Securing a Mortgage for Your Investment Property – MaybeMoney

Securing a Mortgage for Your Investment Property

Securing a Mortgage for Your Investment Property

By Zillow’s Tali Wee

Having a rental property can be a viable way to earn additional money or even establish a major income stream. However, just like homebuyers, landlords often need financing options in order to purchase a rental property.

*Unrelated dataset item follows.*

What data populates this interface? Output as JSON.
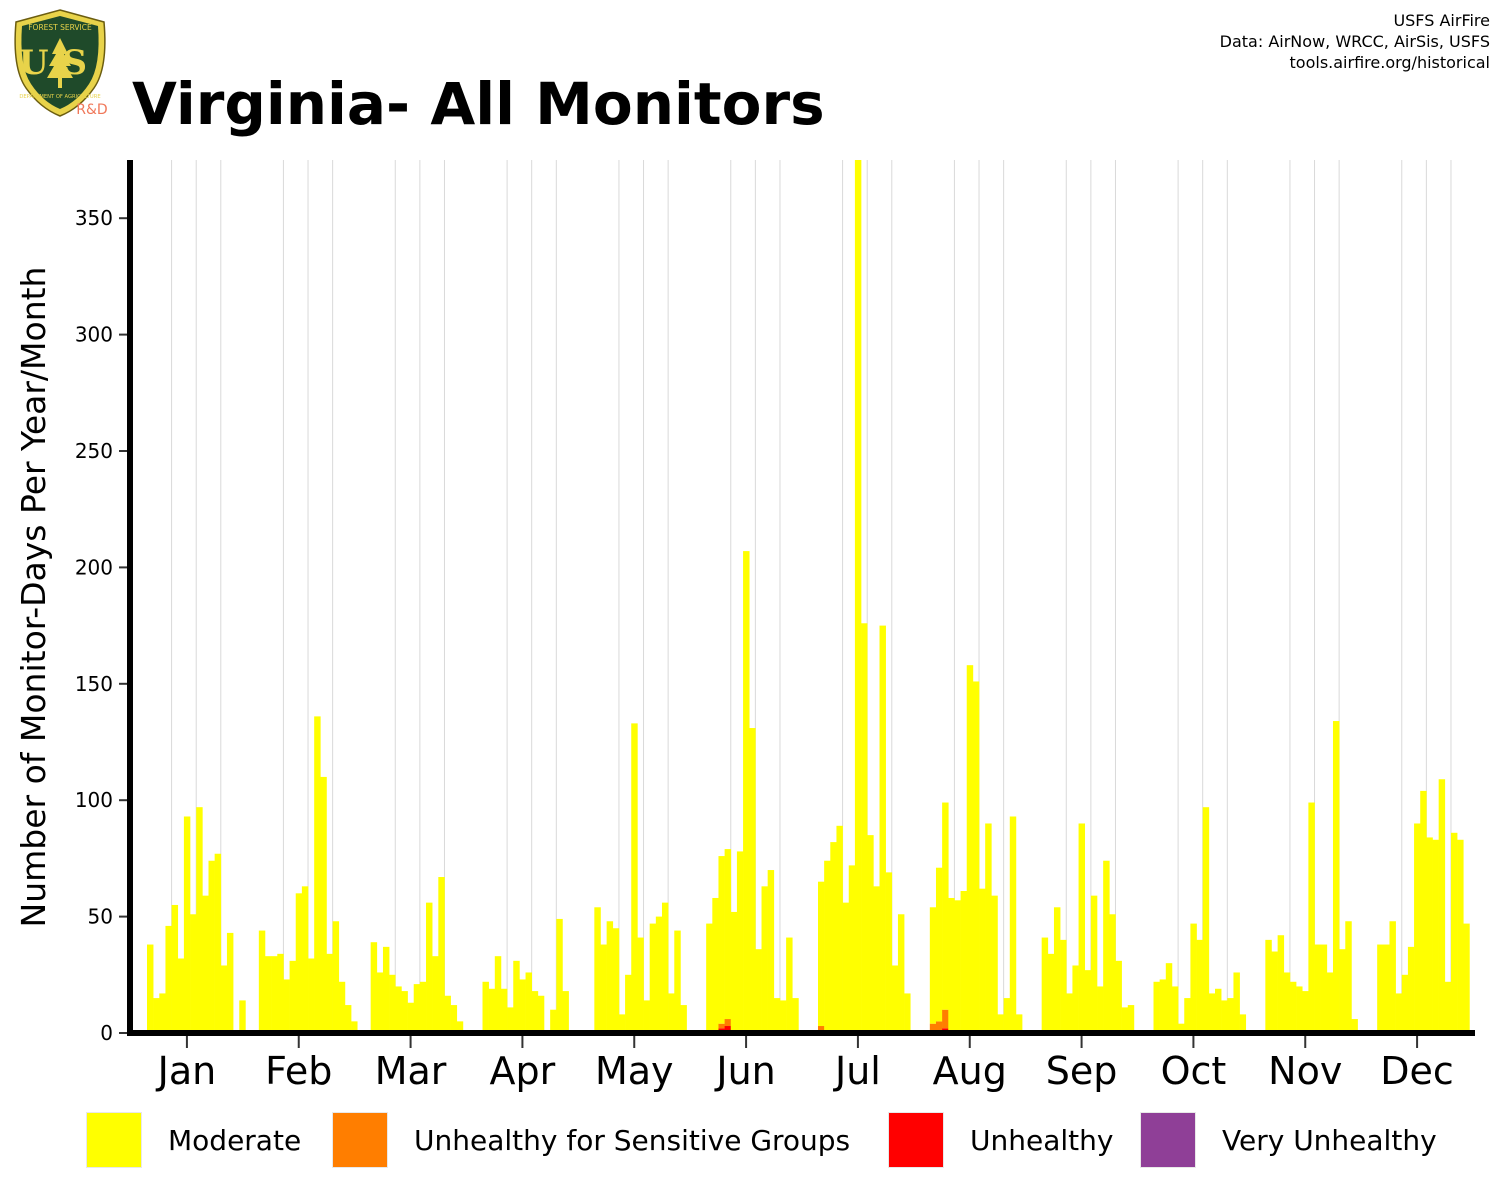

Managing a property can be challenging at times. If you prefer to delegate this responsibility, consider hiring a property management company. Before you embark on this journey, it’s important to review these three key areas:

1. Understanding Purchase Strategies
– Owner-Occupied (OO) Loans: Buying a property with the plan to convert it into a rental means the owner must reside there for at least a year before renting. Financing for OO properties is generally favorable as the loan conditions remain unchanged even after the property is rented out. Additional advantages include ample time for renovations, knowledge gain about the property for improved future management, and ensuring the property attracts satisfied tenants.

– Non-Owner-Occupied Loans: Acquiring a loan for a property primarily intended for rental can be trickier. A down payment of between 20 to 25 percent is typically required. Plus, landlords must have a good credit record to qualify. Purchasing an existing rental means the new owners inherit the current leases, along with existing security deposits and partially paid rent. However, the creditworthiness and payment habits of the tenants remain unknown as they were approved by the previous owner. This information becomes relevant if the termination of leases becomes necessary.

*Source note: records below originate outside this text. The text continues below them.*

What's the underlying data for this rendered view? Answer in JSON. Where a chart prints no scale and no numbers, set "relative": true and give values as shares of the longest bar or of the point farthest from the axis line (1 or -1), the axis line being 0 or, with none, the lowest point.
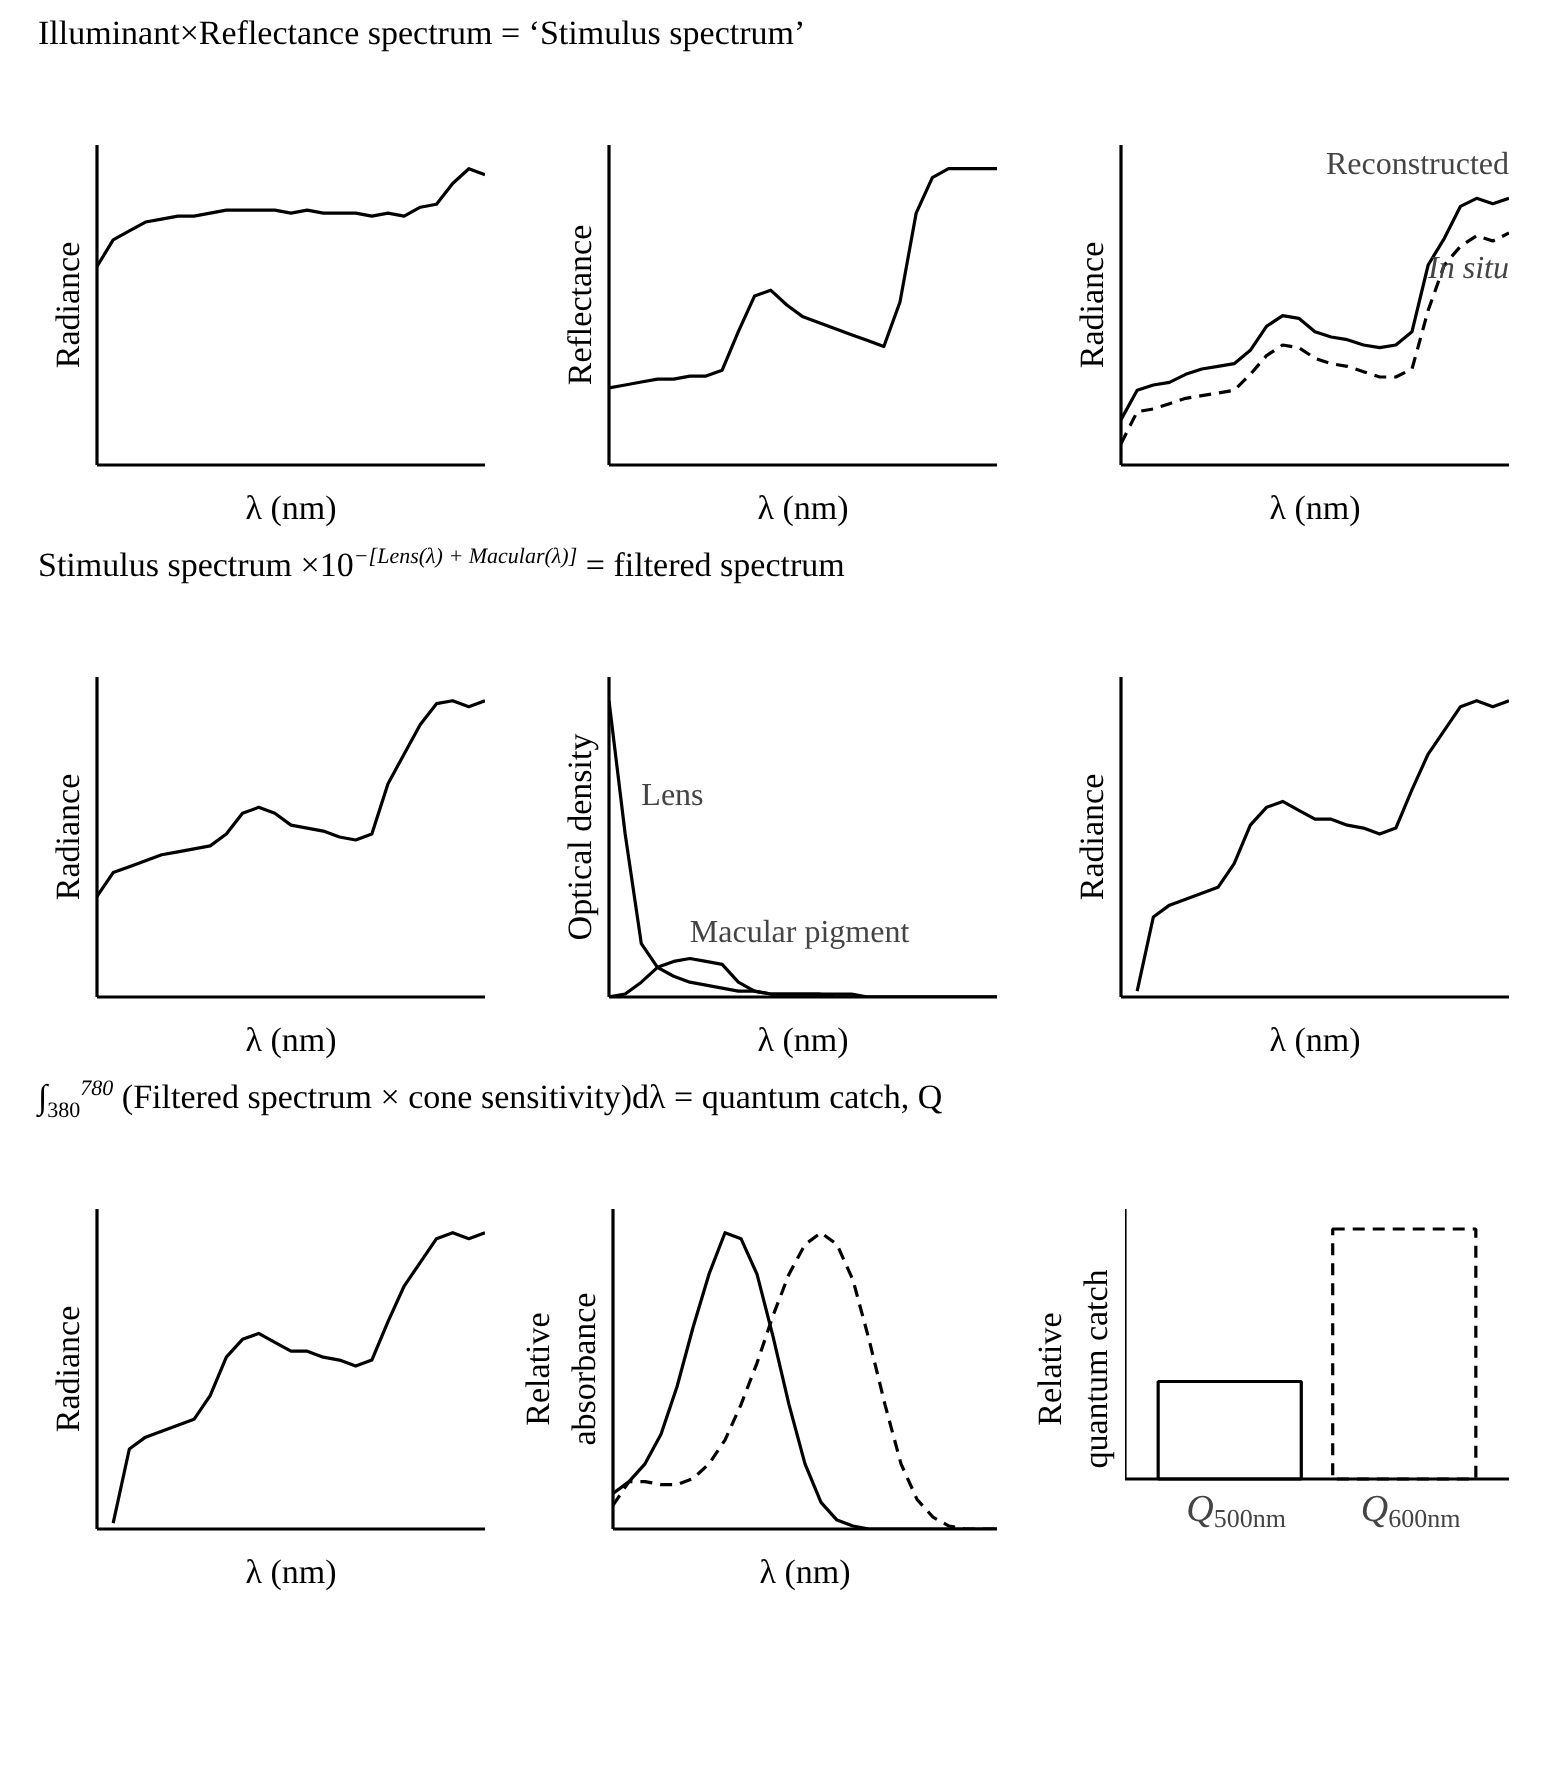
{
  "chart_data": [
    {
      "type": "line",
      "title": "Illuminant×Reflectance spectrum = ‘Stimulus spectrum’",
      "relative": true,
      "xlabel": "λ (nm)",
      "ylabel": "Radiance",
      "categories": [
        null,
        null,
        null,
        null,
        null,
        null,
        null,
        null,
        null,
        null,
        null,
        null,
        null,
        null,
        null,
        null,
        null,
        null,
        null,
        null,
        null,
        null,
        null,
        null,
        null
      ],
      "color": "#000000",
      "values": [
        0.67,
        0.76,
        0.79,
        0.82,
        0.83,
        0.84,
        0.84,
        0.85,
        0.86,
        0.86,
        0.86,
        0.86,
        0.85,
        0.86,
        0.85,
        0.85,
        0.85,
        0.84,
        0.85,
        0.84,
        0.87,
        0.88,
        0.95,
        1.0,
        0.98
      ]
    },
    {
      "type": "line",
      "relative": true,
      "xlabel": "λ (nm)",
      "ylabel": "Reflectance",
      "categories": [
        null,
        null,
        null,
        null,
        null,
        null,
        null,
        null,
        null,
        null,
        null,
        null,
        null,
        null,
        null,
        null,
        null,
        null,
        null,
        null,
        null,
        null,
        null,
        null,
        null
      ],
      "color": "#000000",
      "values": [
        0.26,
        0.27,
        0.28,
        0.29,
        0.29,
        0.3,
        0.3,
        0.32,
        0.45,
        0.57,
        0.59,
        0.54,
        0.5,
        0.48,
        0.46,
        0.44,
        0.42,
        0.4,
        0.55,
        0.85,
        0.97,
        1.0,
        1.0,
        1.0,
        1.0
      ]
    },
    {
      "type": "line",
      "relative": true,
      "xlabel": "λ (nm)",
      "ylabel": "Radiance",
      "categories": [
        null,
        null,
        null,
        null,
        null,
        null,
        null,
        null,
        null,
        null,
        null,
        null,
        null,
        null,
        null,
        null,
        null,
        null,
        null,
        null,
        null,
        null,
        null,
        null,
        null
      ],
      "series": [
        {
          "name": "Reconstructed",
          "color": "#000000",
          "line_style": "solid",
          "values": [
            0.17,
            0.28,
            0.3,
            0.31,
            0.34,
            0.36,
            0.37,
            0.38,
            0.43,
            0.52,
            0.56,
            0.55,
            0.5,
            0.48,
            0.47,
            0.45,
            0.44,
            0.45,
            0.5,
            0.75,
            0.85,
            0.97,
            1.0,
            0.98,
            1.0
          ]
        },
        {
          "name": "In situ",
          "color": "#000000",
          "line_style": "dashed",
          "values": [
            0.08,
            0.2,
            0.21,
            0.23,
            0.25,
            0.26,
            0.27,
            0.28,
            0.34,
            0.41,
            0.45,
            0.44,
            0.4,
            0.38,
            0.37,
            0.35,
            0.33,
            0.33,
            0.36,
            0.58,
            0.75,
            0.82,
            0.86,
            0.84,
            0.87
          ]
        }
      ]
    },
    {
      "type": "line",
      "title": "Stimulus spectrum ×10$^{−[Lens(λ) + Macular(λ)]}$ = filtered spectrum",
      "relative": true,
      "xlabel": "λ (nm)",
      "ylabel": "Radiance",
      "categories": [
        null,
        null,
        null,
        null,
        null,
        null,
        null,
        null,
        null,
        null,
        null,
        null,
        null,
        null,
        null,
        null,
        null,
        null,
        null,
        null,
        null,
        null,
        null,
        null,
        null
      ],
      "color": "#000000",
      "values": [
        0.34,
        0.42,
        0.44,
        0.46,
        0.48,
        0.49,
        0.5,
        0.51,
        0.55,
        0.62,
        0.64,
        0.62,
        0.58,
        0.57,
        0.56,
        0.54,
        0.53,
        0.55,
        0.72,
        0.82,
        0.92,
        0.99,
        1.0,
        0.98,
        1.0
      ]
    },
    {
      "type": "line",
      "relative": true,
      "xlabel": "λ (nm)",
      "ylabel": "Optical density",
      "categories": [
        null,
        null,
        null,
        null,
        null,
        null,
        null,
        null,
        null,
        null,
        null,
        null,
        null,
        null,
        null,
        null,
        null,
        null,
        null,
        null,
        null,
        null,
        null,
        null,
        null
      ],
      "series": [
        {
          "name": "Lens",
          "color": "#000000",
          "values": [
            1.0,
            0.55,
            0.18,
            0.1,
            0.07,
            0.05,
            0.04,
            0.03,
            0.02,
            0.02,
            0.01,
            0.01,
            0.01,
            0.01,
            0.01,
            0.01,
            0.0,
            0.0,
            0.0,
            0.0,
            0.0,
            0.0,
            0.0,
            0.0,
            0.0
          ]
        },
        {
          "name": "Macular pigment",
          "color": "#000000",
          "values": [
            0.0,
            0.01,
            0.05,
            0.1,
            0.12,
            0.13,
            0.12,
            0.11,
            0.05,
            0.02,
            0.01,
            0.01,
            0.01,
            0.01,
            0.0,
            0.0,
            0.0,
            0.0,
            0.0,
            0.0,
            0.0,
            0.0,
            0.0,
            0.0,
            0.0
          ]
        }
      ]
    },
    {
      "type": "line",
      "relative": true,
      "xlabel": "λ (nm)",
      "ylabel": "Radiance",
      "categories": [
        null,
        null,
        null,
        null,
        null,
        null,
        null,
        null,
        null,
        null,
        null,
        null,
        null,
        null,
        null,
        null,
        null,
        null,
        null,
        null,
        null,
        null,
        null,
        null,
        null
      ],
      "color": "#000000",
      "values": [
        null,
        0.02,
        0.27,
        0.31,
        0.33,
        0.35,
        0.37,
        0.45,
        0.58,
        0.64,
        0.66,
        0.63,
        0.6,
        0.6,
        0.58,
        0.57,
        0.55,
        0.57,
        0.7,
        0.82,
        0.9,
        0.98,
        1.0,
        0.98,
        1.0
      ]
    },
    {
      "type": "line",
      "title": "∫$_{380}$$^{780}$ (Filtered spectrum × cone sensitivity)dλ = quantum catch, Q",
      "relative": true,
      "xlabel": "λ (nm)",
      "ylabel": "Radiance",
      "categories": [
        null,
        null,
        null,
        null,
        null,
        null,
        null,
        null,
        null,
        null,
        null,
        null,
        null,
        null,
        null,
        null,
        null,
        null,
        null,
        null,
        null,
        null,
        null,
        null,
        null
      ],
      "color": "#000000",
      "values": [
        null,
        0.02,
        0.27,
        0.31,
        0.33,
        0.35,
        0.37,
        0.45,
        0.58,
        0.64,
        0.66,
        0.63,
        0.6,
        0.6,
        0.58,
        0.57,
        0.55,
        0.57,
        0.7,
        0.82,
        0.9,
        0.98,
        1.0,
        0.98,
        1.0
      ]
    },
    {
      "type": "line",
      "relative": true,
      "xlabel": "λ (nm)",
      "ylabel": "Relative\nabsorbance",
      "categories": [
        null,
        null,
        null,
        null,
        null,
        null,
        null,
        null,
        null,
        null,
        null,
        null,
        null,
        null,
        null,
        null,
        null,
        null,
        null,
        null,
        null,
        null,
        null,
        null,
        null
      ],
      "series": [
        {
          "color": "#000000",
          "line_style": "solid",
          "values": [
            0.12,
            0.16,
            0.22,
            0.32,
            0.48,
            0.68,
            0.86,
            1.0,
            0.98,
            0.86,
            0.65,
            0.42,
            0.22,
            0.09,
            0.03,
            0.01,
            0.0,
            0.0,
            0.0,
            0.0,
            0.0,
            0.0,
            0.0,
            0.0,
            0.0
          ]
        },
        {
          "color": "#000000",
          "line_style": "dashed",
          "values": [
            0.08,
            0.16,
            0.16,
            0.15,
            0.15,
            0.17,
            0.22,
            0.3,
            0.42,
            0.56,
            0.72,
            0.86,
            0.96,
            1.0,
            0.96,
            0.84,
            0.64,
            0.42,
            0.22,
            0.1,
            0.04,
            0.01,
            0.0,
            0.0,
            0.0
          ]
        }
      ]
    },
    {
      "type": "bar",
      "relative": true,
      "ylabel": "Relative\nquantum catch",
      "categories": [
        "Q$_{500nm}$",
        "Q$_{600nm}$"
      ],
      "series": [
        {
          "color": "#000000",
          "line_style": "solid",
          "values": [
            0.39,
            null
          ]
        },
        {
          "color": "#000000",
          "line_style": "dashed",
          "values": [
            null,
            1.0
          ]
        }
      ]
    }
  ]
}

2. Gearing Up for Ownership
The past economic climate has made loan acquisition challenging due to stricter lending rules. While non-owner occupied properties tend to be more affordable, they often come with higher fees, although interest rates remain competitive. It’s possible to get a 30-year financing plan at 4.5 percent. A substantial down payment can secure more favorable interest rates. Plus, a good credit score adds a positive advantage to a loan application. Terms can significantly vary over the loan period. Therefore, it’s essential to set aside funds for possible property management expenses and remain updated about rental market trends.

3. Loan Research
Shopping around for the best loan deal makes financial sense when financing a rental property. Both banks and mortgage lenders offer different programs tailored to match specific needs. Choose a lender well versed with investment properties, as they often have the most in-depth knowledge, albeit stricter guidelines.

Investing in a rental property that provides a positive cash flow can significantly supplement your income. Yet, it’s the understanding and implementation of necessary procedures and qualifications that ultimately decide the success or failure of the venture.